Getting rich together

By Cameron Carswell | 11 August 2005

There is a myth that the status of the richer countries of the world has somehow come at the expense of the poorer ones, and that the only way for the poorer nations to climb the ladder is for massive transfers of wealth to occur. When a rich country trades with a poor one, the rich one gets richer, the other gets poorer. There is, according to this view, a fixed quantity of wealth.

Yet there are countries such as India and China who, while still having less income per capita terms than more developed nations, have seen many granted release from poverty thanks to economic growth. Such development and the associated poverty reduction has not come as a result of massive government transfers of wealth, nor has it resulted from such countries somehow plundering resources from poorer nations.

Rather the development of China occurred due to a simple combination of a move toward free markets coupled with an opening of the country to foreign trade and investment. In short, China embraced globalization rather than trying to fence the world out, engaging in a massive programme of unilateral liberalization.

Over the period in which foreign trade in China massively increased, per capita incomes followed suit.
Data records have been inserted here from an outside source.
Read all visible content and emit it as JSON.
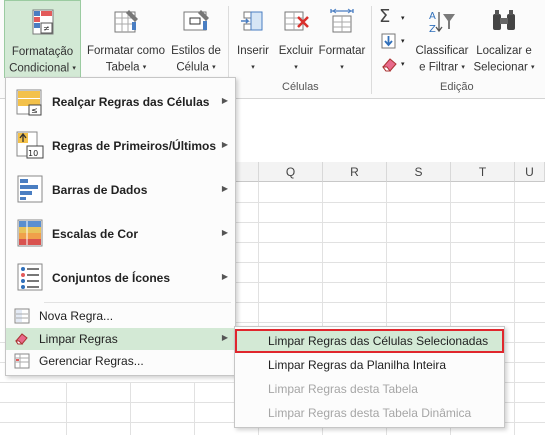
{
  "ribbon": {
    "cond_format": {
      "line1": "Formatação",
      "line2": "Condicional",
      "caret": "▾"
    },
    "format_table": {
      "line1": "Formatar como",
      "line2": "Tabela",
      "caret": "▾"
    },
    "cell_styles": {
      "line1": "Estilos de",
      "line2": "Célula",
      "caret": "▾"
    },
    "insert": {
      "line1": "Inserir",
      "caret": "▾"
    },
    "delete": {
      "line1": "Excluir",
      "caret": "▾"
    },
    "format": {
      "line1": "Formatar",
      "caret": "▾"
    },
    "sort_filter": {
      "line1": "Classificar",
      "line2": "e Filtrar",
      "caret": "▾"
    },
    "find_select": {
      "line1": "Localizar e",
      "line2": "Selecionar",
      "caret": "▾"
    },
    "autosum_caret": "▾",
    "fill_caret": "▾",
    "clear_caret": "▾",
    "group_cells": "Células",
    "group_editing": "Edição"
  },
  "columns": [
    "Q",
    "R",
    "S",
    "T",
    "U"
  ],
  "menu": {
    "items": [
      {
        "label": "Realçar Regras das Células",
        "icon": "highlight-cells-rules-icon"
      },
      {
        "label": "Regras de Primeiros/Últimos",
        "icon": "top-bottom-rules-icon"
      },
      {
        "label": "Barras de Dados",
        "icon": "data-bars-icon"
      },
      {
        "label": "Escalas de Cor",
        "icon": "color-scales-icon"
      },
      {
        "label": "Conjuntos de Ícones",
        "icon": "icon-sets-icon"
      }
    ],
    "new_rule": "Nova Regra...",
    "clear_rules": "Limpar Regras",
    "manage_rules": "Gerenciar Regras...",
    "arrow": "▶"
  },
  "submenu": {
    "items": [
      {
        "label": "Limpar Regras das Células Selecionadas",
        "enabled": true
      },
      {
        "label": "Limpar Regras da Planilha Inteira",
        "enabled": true
      },
      {
        "label": "Limpar Regras desta Tabela",
        "enabled": false
      },
      {
        "label": "Limpar Regras desta Tabela Dinâmica",
        "enabled": false
      }
    ]
  },
  "colors": {
    "highlight": "#d3e9d5",
    "selection_border": "#e0262d",
    "disabled_text": "#a6a6a6"
  }
}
In 1978 it is estimated that 260 million Chinese citizens lived below the poverty line, and by 1994 the number of people afflicted had fallen to below 80 million. The opening of markets to foreign trade and investment has led to an unprecedented level of growth for China, catapulting it up the table of world's richest nations.

This serves as a reminder that those countries that accept the globalization process can expect to be rewarded with higher living standards and rates of economic growth, and illustrates the fact that a country can create wealth, and such gains do not come at the expense of other nations.